FAA and Massport Responsibilities
The FAA’s primary mission is to provide the safest, most efficient aerospace system in the world. Everyday, FAA air traffic personnel and pilots coordinate to determine runway use and flight path(s) for a particular flight based on weather conditions.
The federal government also regulates the manufacture and use of aircraft. Some aircraft inherently make more noise than others, but technology continues to improve the noise performance of new airplanes. Since 1969, federal legislation has periodically required more stringent noise standards for new aircraft and has phased out use of some of the oldest, noisiest aircraft nationally, unless retrofitted with hush kits. (See "Federal Regulations" below).
Massport encourages flying techniques that minimize aircraft noise and its impact on communities (View Massport's
noise abatement recommendations). In 1980, Massport adopted regulations for Hanscom Field, which included a phase out of aircraft operations by some of the noisiest aircraft and a fee to discourage use of the airport during the nighttime hours. Federal Regulations
The FAA first issued noise standards for civil aircraft in 1969, when regulations established that minimum noise performance levels be demonstrated for new turbojet and transport category large airplane designs.
Over the years, the FAA has also adopted regulations that phase out the use of Stage 1 and 2 aircraft weighing more than 75,000 pounds. In 2012, Congress passed the FAA Modernization and Reform Act, which includes the phase out of all Stage 2 aircraft. All aircraft are required to comply with Stage 3 noise levels as of December 31, 2015.
The FAA regulates air traffic, including altitude. An aircraft being flown using Instrument Flight Rules (IFR) must follow instructions given by the FAA for the particular flight. During instrument meteorological conditions, aircraft must approach the airport using the instrument approach system that is available for the runway being used. Instrument approaches are designed to provide lateral and vertical guidance to the runway threshold, while FAA air traffic controllers ensure appropriate aircraft spacing. Aircraft executing a full instrument approach are vectored to a point on the final approach.
During visual meteorological conditions, aircraft may be authorized to fly a visual approach to the airport. When that happens, the pilot navigates on his/her own to the runway and spaces his/her aircraft to follow traffic as dictated by controllers in the airport traffic control tower.
Visual Flight Rule (VFR)
Traffic generates fluid flight patterns at Hanscom. If an aircraft is being flown VFR, the pilot must communicate with the FAA tower when in controlled airspace, but the pilot has more flexibility than when flying IFR. Both IFR and VFR departures tend to fan out from the end of the runway.

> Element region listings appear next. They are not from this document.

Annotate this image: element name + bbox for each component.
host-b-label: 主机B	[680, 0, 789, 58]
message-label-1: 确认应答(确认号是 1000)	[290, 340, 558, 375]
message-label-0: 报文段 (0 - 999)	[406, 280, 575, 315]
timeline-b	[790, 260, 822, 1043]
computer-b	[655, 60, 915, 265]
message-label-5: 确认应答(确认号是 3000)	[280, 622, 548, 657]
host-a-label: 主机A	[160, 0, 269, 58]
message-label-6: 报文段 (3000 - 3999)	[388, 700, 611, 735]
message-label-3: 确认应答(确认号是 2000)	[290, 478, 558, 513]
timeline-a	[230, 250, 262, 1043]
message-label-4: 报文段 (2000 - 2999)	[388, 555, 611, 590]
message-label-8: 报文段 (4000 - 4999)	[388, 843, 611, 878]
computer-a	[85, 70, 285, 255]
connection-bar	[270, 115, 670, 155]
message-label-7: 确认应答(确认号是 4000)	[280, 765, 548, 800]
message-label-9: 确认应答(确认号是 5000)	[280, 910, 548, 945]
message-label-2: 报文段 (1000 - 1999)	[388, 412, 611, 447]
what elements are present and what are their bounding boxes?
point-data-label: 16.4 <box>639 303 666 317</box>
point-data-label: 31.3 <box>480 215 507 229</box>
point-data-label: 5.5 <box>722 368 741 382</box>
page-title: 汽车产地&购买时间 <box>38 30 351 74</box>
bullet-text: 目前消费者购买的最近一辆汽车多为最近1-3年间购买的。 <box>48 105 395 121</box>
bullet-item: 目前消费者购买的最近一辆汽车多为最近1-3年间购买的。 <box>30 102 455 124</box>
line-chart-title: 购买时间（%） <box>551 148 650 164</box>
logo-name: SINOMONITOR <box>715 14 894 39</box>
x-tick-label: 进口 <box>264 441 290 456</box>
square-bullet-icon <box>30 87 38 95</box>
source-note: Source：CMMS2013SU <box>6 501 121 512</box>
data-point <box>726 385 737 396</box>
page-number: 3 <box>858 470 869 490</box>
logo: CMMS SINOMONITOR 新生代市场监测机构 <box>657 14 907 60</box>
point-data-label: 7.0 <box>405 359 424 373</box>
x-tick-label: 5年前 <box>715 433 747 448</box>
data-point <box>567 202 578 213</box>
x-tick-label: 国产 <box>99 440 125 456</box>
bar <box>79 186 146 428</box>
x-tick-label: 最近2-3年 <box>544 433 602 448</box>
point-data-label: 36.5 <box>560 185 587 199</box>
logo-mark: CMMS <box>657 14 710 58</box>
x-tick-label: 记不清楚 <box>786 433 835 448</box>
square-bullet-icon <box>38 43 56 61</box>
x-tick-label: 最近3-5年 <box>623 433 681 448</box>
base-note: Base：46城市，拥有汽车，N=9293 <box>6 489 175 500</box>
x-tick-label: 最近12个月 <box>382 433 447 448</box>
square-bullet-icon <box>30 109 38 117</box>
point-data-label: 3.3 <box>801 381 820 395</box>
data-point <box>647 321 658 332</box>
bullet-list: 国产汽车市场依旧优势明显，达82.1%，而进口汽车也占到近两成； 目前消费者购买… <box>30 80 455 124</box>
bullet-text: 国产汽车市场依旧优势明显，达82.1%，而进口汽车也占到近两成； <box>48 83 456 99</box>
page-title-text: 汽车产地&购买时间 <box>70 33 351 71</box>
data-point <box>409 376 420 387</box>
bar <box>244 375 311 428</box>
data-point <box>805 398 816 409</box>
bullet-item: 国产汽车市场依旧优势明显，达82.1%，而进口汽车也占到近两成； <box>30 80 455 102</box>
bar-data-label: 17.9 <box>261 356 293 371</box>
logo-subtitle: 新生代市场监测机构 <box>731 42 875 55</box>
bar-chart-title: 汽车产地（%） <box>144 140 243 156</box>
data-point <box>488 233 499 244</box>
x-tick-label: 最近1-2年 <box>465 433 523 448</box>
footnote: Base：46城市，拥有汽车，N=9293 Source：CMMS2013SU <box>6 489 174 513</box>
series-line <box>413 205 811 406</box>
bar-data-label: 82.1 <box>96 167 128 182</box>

Historically air traffic controllers have relied on radar (Radio Detection and Ranging) for aircraft surveillance. Radar has been upgraded through the years, but is still relatively expensive and has limitations, including line-of-site only surveillance and accuracy decreases with distance. The terminal radar at Logan International Airport (BOS) is the closest to Hanscom Field (BED) and provides the best surveillance due to its proximity. View more information about
Surveillance Radar. Overflights
Routinely there are non-Hanscom related flights that fly over the Hanscom area. These may be Logan flights, or aircraft that may be flying between two other airports.